That same year, news of the Cambridge Analytica scandal broke, where Meta improperly obtained data from more than seven million users. Some reports have since suggested that swayed the 2016 US elections.

More recently came “The Facebook Papers,” which whistle-blower Francis Hougen shared with the US Congress. These papers included Meta commissioned research outlining how its Facebook platform may harm specific groups of users.

In sharing the documents, Hougen said Meta “put astronomical profits before people.”

Since, Meta has swatted away many more anti-trust lawsuits, which keep rolling in.

Consider the core premise of Kustomer’s CRM. It’s a solution that stores insights into every customer journey. This includes copious amounts of personal data. As such, businesses must work with vendors they trust.

The absence of this trust factor likely stopped Meta from building any momentum in the space, as did the long legal battle to secure approval for the deal in the first instance.

Indeed, the deal took longer than a year to go through, which may have only served to raise customer apprehensions further.

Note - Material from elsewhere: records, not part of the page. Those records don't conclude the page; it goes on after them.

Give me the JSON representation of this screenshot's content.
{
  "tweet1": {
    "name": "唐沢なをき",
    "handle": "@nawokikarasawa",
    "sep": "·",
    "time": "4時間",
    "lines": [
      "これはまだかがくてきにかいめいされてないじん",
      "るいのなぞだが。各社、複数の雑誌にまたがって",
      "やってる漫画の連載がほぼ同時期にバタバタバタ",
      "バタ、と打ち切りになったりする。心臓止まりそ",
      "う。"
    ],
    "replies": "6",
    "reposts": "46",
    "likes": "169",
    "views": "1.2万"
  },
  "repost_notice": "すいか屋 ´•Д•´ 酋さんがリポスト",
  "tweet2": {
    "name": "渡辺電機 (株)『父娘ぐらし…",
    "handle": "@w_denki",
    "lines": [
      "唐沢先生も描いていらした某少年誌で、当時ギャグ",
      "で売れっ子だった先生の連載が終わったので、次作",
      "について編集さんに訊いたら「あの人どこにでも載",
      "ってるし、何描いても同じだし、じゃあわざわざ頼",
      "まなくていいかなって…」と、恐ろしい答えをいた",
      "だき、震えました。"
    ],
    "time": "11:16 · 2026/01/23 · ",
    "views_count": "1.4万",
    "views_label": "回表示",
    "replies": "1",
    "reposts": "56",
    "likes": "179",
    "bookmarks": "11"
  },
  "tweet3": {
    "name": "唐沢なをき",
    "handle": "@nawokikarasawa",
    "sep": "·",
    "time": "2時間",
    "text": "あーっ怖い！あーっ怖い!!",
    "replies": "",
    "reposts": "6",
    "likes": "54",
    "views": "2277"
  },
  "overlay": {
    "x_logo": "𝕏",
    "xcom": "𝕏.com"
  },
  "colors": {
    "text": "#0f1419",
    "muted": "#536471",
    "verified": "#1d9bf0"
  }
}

A Match Not Made In Heaven

Meta likely saw an opportunity with its Kustomer acquisition to harness superior data, funnel that into its social networking services, and sell more goods.

Moreover, as Michael Fauscette, Founder, CEO & Chief Analyst at Arion Research, told CX Today:

Meta is very focused on its public messaging apps and how they connect. They must have thought that this would be an on-ramp for that, but that hasn’t worked out.

With the fall of internet cookies, this may have seemed a promising strategy once upon a time.

Yet, as Kustomer has begun to “burn cash,” it seems that – ultimately – businesses gave the strategy an almighty thumbs down.

However, hopefully, there is light at the end of the tunnel for Kustomer. Indeed, The Wall Street Journal indicates that its founders, Brad Birnbaum and Jeremy Suriel, are attempting to buy Meta out – already contacting venture firms to raise funds.

The move may help Kustomer to reengage with many of its clients. Yet, only time will tell.